Flood management, let’s plan together

With the impacts of climate change on our environment it is expected that Banyule, as with all of Melbourne, will experience less regular but more intense rainfall and storm events that result in increased risk of flooding.

Managing property and drainage infrastructure is essential to minimising flooding risks and potential property damage.

In February 2018, we asked for your feedback on Council’s overall flood management performance. A survey was sent to 46,000 households. A total of 2,432 respondents responded to the survey with the majority completing and returning the postcard survey (93%) and one in ten completed the survey online at Shaping Banyule.

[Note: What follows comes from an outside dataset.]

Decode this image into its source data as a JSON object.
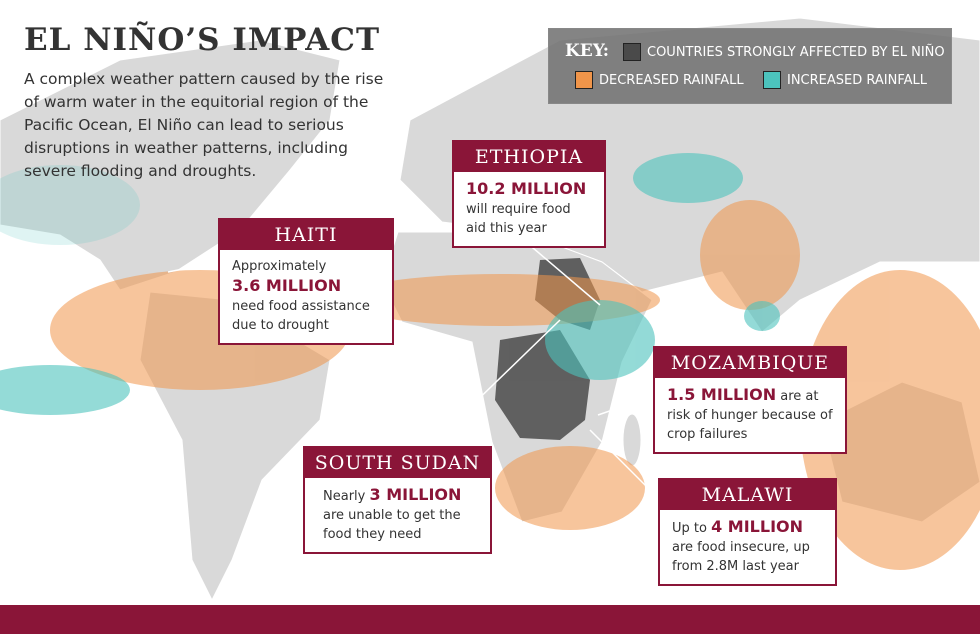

When we asked you what your number one priority for action was:

  • 56% answered - Cleaning and fixing drainage pits and pipes
  • 17% answered - Planning and building new drainage infrastructure
  • 13% answered - Reusing stormwater and reducing pollution
  • 12% answered - Improving planning and building controls
  • 2% answered - Better information and education

Where to from here?

We are currently reviewing Council drainage guidelines, policies and operational processes to better manage flooding and drainage in Banyule.

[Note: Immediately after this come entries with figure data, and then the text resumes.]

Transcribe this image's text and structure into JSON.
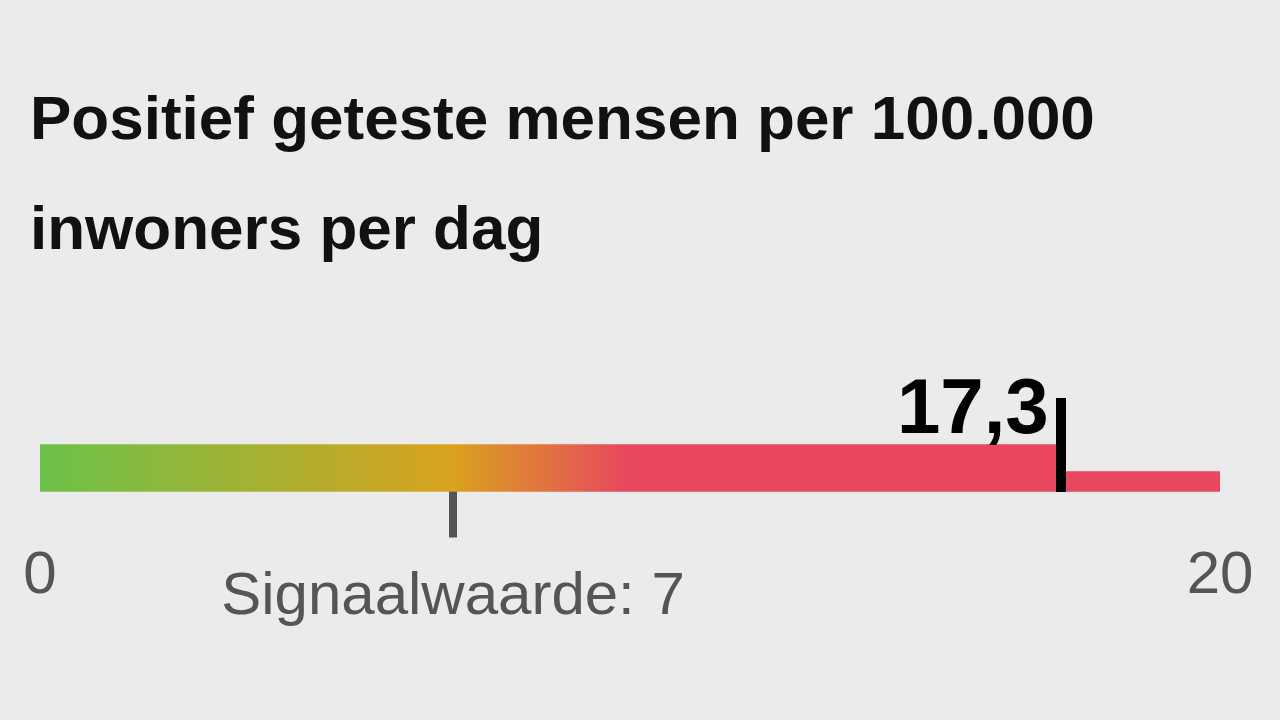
{
  "chart_data": {
    "type": "bar",
    "orientation": "horizontal",
    "stacked": true,
    "title": "Positief geteste mensen per 100.000 inwoners per dag",
    "categories": [
      null
    ],
    "series": [
      {
        "color": "#e8475f",
        "values": [
          17.3
        ],
        "value_labels": [
          "17,3"
        ]
      },
      {
        "color": "#e8475f",
        "values": [
          2.7
        ]
      }
    ],
    "xlim": [
      0,
      20
    ],
    "xticks": [
      0,
      20
    ],
    "ref_lines": [
      {
        "axis": "x",
        "value": 7,
        "label": "Signaalwaarde: 7",
        "color": "#555555"
      }
    ]
  }
}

Here's a snapshot of what we are doing:

  • Operational processes - we are currently reviewing Council processes for stormwater inspections and with the help of new technology, we aim to improve our proactive maintenance program.
  • Building Over Easement Guidelines - we are reviewing the Building over Easement Guidelines to give Council greater access to assets for maintenance and inspection purposes.
  • Capital Works - We are committed through Capital Works funding, to building new infrastructure to protect flood affected properties.
  • Stormwater Guidelines for New Developments - we are reviewing the Stormwater Guidelines for New Developments, to bring Council in line with the new provisions added by the State Government on Stormwater Management. As Melbourne develops and the population grows, the extent of hard surfaces will increase. Climate Change is also expected to increase the frequency of extreme storm activity. We will be looking at the impacts of stormwater runoff and how to manage it and will also look at effective urban runoff through Water Sensitive Urban Design (WSUD) ie. when stormwater is captured and filtered to remove litter and pollutants before being discharged into the stormwater system, rivers and creeks (refer to the photo of Water Sensitive Urban Design (WSUD) in Were Street, Montmorency).
  • Education - We will continue to educate and give advice to the community on how to protect their properties from flooding.

What is flooding?

Flooding happens for a number of reasons and impacts on individuals and communities in different ways. In an area like Banyule, problematic flooding happens when the amount of rain is too much for the drainage system to handle and storm water overflows onto land. Learn more about local flooding issues by reading an information sheet from Melbourne Water.

Flood management throughout Banyule is a joint responsibility between Melbourne Water and Council.

  • Melbourne Water look after large catchment areas and some drains, pits and pipes
  • Council look after all other drains, pits and pipes

Council supports the drainage network by:

On the ground works:

  • cleaning
  • repairs
  • stormwater collection & reuse

Planning and carrying out upgrades including:

  • flood modelling
  • capacity reviews
  • building new infrastructure and replacing existing infrastructure

Influencing change on private property including:

  • keeping clear paths for storm water flow
  • stormwater collection and discharge into the drainage network
  • floor level designs above flood level as part of building and planning permits

Flooding advice including:

  • during property sales
  • to existing property owners

Assisting with emergencies

  • Supporting the work of the SES and assisting with clean up

You play an equally important role in dealing with flooding. Being prepared is key to managing the risk of damage to your property.

Practical steps you can take include:

  • Install a good drain system on your property and keep it well maintained
  • Install rain water tanks and capture and reuse water on site
  • Reduce hard surfaces around your property
  • Do not place items or build things on known stormwater overland paths
  • Let us know if stormwater pits are blocked
  • Pay attention to flood warnings issued by the Bureau of Meteorology
  • Get regular localised updates at emergency.vic.gov.au
  • During a flood storm emergency remember to contact the State Emergency Service on 132 500 for assistance.